Photograph: Gianluigi Guercia/AFP/Getty Images
By Dana Nuccitelli
It’s widely accepted that climate change will have bigger negative impacts on poorer countries than wealthy ones. However, a new economic modeling study finds that the economic impacts on these poorer countries could be much larger than previous estimates.
As a result, they suggest that we should be aiming to limit global warming to near, or perhaps even less than the international target of 2°C. This conclusion is in sharp contrast to current economic models, which generally conclude that the economically optimal pathway results in a global surface warming around 3–3.5°C.
Current economic models mainly treat economic growth as an external factor. In these models, global warming and its impacts via climate change don’t significantly affect the rate at which the economy grows. However, several economic studies have concluded that this is an inaccurate assumption, with a 2012 paper by Melissa Dell and colleagues taking the first stab at quantifying the effects of climate damages on economic growth.

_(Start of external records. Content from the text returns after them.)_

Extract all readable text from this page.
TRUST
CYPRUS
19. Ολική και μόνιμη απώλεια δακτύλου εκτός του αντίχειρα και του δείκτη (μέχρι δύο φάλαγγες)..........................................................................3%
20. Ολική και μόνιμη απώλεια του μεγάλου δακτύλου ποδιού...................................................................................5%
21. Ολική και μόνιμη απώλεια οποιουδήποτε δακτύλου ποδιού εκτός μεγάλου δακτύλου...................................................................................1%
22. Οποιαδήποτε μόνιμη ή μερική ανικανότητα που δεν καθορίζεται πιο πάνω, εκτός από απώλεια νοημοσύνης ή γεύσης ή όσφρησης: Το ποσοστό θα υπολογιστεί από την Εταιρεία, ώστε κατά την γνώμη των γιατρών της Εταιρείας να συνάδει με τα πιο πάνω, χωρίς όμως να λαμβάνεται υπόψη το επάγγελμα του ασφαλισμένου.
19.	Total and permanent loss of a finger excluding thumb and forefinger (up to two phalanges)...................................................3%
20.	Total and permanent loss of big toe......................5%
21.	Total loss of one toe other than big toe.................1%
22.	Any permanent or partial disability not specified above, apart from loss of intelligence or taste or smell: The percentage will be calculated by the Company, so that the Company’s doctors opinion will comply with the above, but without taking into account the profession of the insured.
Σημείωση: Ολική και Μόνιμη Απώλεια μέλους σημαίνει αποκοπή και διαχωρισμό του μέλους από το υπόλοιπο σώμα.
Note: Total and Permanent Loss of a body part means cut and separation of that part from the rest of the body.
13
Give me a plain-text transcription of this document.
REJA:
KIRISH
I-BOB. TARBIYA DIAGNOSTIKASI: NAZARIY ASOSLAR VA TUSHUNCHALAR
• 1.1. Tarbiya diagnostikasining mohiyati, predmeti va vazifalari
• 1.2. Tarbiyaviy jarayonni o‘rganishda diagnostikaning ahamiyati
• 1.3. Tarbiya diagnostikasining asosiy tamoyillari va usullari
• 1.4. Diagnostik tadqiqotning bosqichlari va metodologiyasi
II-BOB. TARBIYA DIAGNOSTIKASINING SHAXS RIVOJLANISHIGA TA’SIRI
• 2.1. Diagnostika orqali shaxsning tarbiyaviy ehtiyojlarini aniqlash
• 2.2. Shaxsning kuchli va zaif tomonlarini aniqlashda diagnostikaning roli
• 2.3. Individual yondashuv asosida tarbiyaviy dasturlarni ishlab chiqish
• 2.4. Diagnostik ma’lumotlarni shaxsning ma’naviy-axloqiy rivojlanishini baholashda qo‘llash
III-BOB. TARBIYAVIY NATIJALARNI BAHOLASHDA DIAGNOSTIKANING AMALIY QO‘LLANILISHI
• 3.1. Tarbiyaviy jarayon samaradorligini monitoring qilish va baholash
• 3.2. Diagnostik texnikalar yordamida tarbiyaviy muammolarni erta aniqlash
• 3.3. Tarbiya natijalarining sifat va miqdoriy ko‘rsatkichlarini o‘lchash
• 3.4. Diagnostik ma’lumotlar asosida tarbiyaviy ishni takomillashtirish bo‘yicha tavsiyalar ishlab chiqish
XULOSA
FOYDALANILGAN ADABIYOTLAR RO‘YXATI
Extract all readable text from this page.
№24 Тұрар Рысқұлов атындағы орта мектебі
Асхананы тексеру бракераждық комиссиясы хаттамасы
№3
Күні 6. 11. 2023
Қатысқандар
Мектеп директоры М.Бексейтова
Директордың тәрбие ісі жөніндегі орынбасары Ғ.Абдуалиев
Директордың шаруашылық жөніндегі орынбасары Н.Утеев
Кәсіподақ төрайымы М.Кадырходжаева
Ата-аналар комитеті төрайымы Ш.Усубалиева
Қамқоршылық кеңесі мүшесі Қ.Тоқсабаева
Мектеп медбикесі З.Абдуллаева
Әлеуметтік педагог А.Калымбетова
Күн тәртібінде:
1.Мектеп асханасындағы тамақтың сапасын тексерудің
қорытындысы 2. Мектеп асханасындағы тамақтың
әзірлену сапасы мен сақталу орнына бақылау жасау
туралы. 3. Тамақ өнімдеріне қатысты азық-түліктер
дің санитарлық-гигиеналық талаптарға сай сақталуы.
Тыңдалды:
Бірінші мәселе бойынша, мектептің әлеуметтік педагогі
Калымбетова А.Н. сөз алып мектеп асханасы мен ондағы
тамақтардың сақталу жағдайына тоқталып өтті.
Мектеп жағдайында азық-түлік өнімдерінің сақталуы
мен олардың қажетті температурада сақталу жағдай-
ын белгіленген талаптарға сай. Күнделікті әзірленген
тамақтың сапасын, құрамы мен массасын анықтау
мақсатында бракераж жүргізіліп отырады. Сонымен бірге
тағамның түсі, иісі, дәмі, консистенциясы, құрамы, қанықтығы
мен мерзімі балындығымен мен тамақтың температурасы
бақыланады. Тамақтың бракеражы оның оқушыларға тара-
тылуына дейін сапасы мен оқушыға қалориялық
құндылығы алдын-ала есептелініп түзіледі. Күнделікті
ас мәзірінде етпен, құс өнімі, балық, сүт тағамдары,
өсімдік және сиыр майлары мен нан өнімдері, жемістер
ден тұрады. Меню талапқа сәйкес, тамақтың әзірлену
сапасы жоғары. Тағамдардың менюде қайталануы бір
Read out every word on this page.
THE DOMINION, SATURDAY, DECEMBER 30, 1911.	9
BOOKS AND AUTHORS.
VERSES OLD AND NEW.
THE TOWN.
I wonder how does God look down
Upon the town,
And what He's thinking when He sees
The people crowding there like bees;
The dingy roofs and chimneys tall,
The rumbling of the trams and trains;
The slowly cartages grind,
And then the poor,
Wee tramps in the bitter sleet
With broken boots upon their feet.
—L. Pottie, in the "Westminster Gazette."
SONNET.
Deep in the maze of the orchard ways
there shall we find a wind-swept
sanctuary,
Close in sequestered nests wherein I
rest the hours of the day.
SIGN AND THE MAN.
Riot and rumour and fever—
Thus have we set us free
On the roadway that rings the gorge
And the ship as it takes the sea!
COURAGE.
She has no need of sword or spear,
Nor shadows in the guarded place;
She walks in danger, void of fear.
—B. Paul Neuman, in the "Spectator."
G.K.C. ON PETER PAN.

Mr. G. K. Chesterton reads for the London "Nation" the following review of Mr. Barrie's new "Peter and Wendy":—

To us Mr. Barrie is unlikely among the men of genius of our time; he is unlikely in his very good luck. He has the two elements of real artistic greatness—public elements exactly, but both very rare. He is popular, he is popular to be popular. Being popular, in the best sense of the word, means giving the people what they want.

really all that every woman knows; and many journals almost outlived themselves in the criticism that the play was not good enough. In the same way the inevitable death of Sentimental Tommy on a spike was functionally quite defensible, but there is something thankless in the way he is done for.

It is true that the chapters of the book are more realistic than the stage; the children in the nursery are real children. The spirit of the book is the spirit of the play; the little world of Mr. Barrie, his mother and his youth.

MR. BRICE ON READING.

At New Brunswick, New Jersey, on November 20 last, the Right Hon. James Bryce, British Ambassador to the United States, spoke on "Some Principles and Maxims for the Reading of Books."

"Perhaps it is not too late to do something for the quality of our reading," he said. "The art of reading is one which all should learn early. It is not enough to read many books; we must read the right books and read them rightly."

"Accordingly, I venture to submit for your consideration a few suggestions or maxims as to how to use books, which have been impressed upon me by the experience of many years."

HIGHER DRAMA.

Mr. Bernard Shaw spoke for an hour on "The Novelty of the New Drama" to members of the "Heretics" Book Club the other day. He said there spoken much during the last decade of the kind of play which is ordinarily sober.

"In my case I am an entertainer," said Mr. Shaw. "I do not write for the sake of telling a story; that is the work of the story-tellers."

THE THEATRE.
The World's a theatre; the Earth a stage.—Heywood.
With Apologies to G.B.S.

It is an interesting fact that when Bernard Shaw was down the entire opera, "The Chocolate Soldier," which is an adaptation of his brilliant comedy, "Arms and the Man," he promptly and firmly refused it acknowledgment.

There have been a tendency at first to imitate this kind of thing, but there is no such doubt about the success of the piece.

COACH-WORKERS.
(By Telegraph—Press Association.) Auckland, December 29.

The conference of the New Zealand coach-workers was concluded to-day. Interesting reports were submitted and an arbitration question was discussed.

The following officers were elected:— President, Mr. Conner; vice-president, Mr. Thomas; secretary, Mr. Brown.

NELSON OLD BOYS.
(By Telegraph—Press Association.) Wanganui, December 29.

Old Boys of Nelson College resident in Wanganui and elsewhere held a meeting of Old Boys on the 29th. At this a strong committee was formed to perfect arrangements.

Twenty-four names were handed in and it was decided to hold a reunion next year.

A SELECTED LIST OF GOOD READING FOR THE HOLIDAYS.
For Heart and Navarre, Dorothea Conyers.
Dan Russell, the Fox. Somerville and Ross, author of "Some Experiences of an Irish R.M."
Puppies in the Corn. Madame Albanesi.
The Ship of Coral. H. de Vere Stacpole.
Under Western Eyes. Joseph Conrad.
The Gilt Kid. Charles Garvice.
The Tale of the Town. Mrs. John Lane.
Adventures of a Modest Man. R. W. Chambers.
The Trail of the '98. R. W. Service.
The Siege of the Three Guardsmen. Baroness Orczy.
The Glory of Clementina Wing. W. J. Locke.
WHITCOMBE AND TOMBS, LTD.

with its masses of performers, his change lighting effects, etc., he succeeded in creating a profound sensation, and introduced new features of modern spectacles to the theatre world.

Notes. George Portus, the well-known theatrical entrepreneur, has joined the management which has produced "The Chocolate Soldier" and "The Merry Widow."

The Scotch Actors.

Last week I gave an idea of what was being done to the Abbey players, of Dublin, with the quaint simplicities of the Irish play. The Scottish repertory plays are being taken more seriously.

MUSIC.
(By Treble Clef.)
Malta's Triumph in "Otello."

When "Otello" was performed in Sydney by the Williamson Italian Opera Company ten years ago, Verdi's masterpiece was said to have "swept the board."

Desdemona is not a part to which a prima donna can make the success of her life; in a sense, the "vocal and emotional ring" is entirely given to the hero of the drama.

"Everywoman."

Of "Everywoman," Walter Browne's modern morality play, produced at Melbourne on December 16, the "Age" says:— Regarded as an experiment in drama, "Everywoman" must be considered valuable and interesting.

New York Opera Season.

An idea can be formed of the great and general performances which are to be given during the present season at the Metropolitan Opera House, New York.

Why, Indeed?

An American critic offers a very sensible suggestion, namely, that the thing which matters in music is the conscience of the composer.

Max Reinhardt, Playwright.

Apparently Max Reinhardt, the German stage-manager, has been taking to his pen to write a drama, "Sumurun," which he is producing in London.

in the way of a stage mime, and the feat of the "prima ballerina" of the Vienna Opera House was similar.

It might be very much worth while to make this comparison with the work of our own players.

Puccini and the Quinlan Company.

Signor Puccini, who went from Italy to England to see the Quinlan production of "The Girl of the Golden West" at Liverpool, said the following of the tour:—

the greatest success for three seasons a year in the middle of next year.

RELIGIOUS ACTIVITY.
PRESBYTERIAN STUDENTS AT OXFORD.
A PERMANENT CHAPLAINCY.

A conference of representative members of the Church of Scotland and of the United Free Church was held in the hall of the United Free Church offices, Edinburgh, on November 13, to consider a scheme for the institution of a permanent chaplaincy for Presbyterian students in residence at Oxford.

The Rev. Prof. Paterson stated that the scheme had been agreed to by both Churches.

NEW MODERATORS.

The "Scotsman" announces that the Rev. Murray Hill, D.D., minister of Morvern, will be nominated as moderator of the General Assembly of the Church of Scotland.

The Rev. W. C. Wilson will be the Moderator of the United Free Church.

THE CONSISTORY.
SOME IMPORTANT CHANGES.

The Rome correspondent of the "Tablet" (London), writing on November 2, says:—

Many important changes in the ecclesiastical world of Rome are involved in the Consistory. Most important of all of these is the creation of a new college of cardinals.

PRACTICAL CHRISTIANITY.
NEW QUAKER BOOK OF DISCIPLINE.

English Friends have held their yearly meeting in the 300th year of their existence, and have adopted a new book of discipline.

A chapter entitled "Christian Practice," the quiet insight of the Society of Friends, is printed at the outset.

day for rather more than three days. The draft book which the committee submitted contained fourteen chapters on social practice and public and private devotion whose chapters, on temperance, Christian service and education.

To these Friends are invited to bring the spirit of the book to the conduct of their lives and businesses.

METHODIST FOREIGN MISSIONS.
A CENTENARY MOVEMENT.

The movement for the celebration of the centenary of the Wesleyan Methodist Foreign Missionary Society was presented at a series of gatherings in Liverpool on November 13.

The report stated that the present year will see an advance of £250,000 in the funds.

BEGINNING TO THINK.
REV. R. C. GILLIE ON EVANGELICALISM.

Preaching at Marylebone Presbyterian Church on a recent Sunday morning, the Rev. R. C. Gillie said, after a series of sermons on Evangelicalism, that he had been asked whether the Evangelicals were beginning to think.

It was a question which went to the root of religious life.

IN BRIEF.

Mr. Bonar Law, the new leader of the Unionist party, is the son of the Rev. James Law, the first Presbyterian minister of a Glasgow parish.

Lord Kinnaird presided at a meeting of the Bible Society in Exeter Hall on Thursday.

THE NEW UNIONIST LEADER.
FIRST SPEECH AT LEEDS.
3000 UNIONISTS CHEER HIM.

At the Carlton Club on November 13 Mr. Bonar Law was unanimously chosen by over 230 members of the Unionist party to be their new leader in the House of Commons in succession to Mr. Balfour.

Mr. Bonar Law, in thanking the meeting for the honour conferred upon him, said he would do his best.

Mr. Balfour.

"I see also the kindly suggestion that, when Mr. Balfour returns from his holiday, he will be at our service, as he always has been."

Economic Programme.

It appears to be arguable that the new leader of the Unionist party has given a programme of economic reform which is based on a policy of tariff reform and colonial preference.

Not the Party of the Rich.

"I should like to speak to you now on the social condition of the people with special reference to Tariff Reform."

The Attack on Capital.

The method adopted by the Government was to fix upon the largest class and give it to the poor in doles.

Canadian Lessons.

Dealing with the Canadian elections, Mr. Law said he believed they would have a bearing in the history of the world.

The new study by Frances Moore and Delavane Diaz of Stanford University calibrates the climate ‘damage functions’ in one of these economic models (DICE, developed by William Nordhaus at Yale) using the results from the Dell paper. They grouped the world into rich and poor countries, finding that while the economies of rich countries continue to grow well in a warmer world, the economic growth of poor countries is significantly impaired.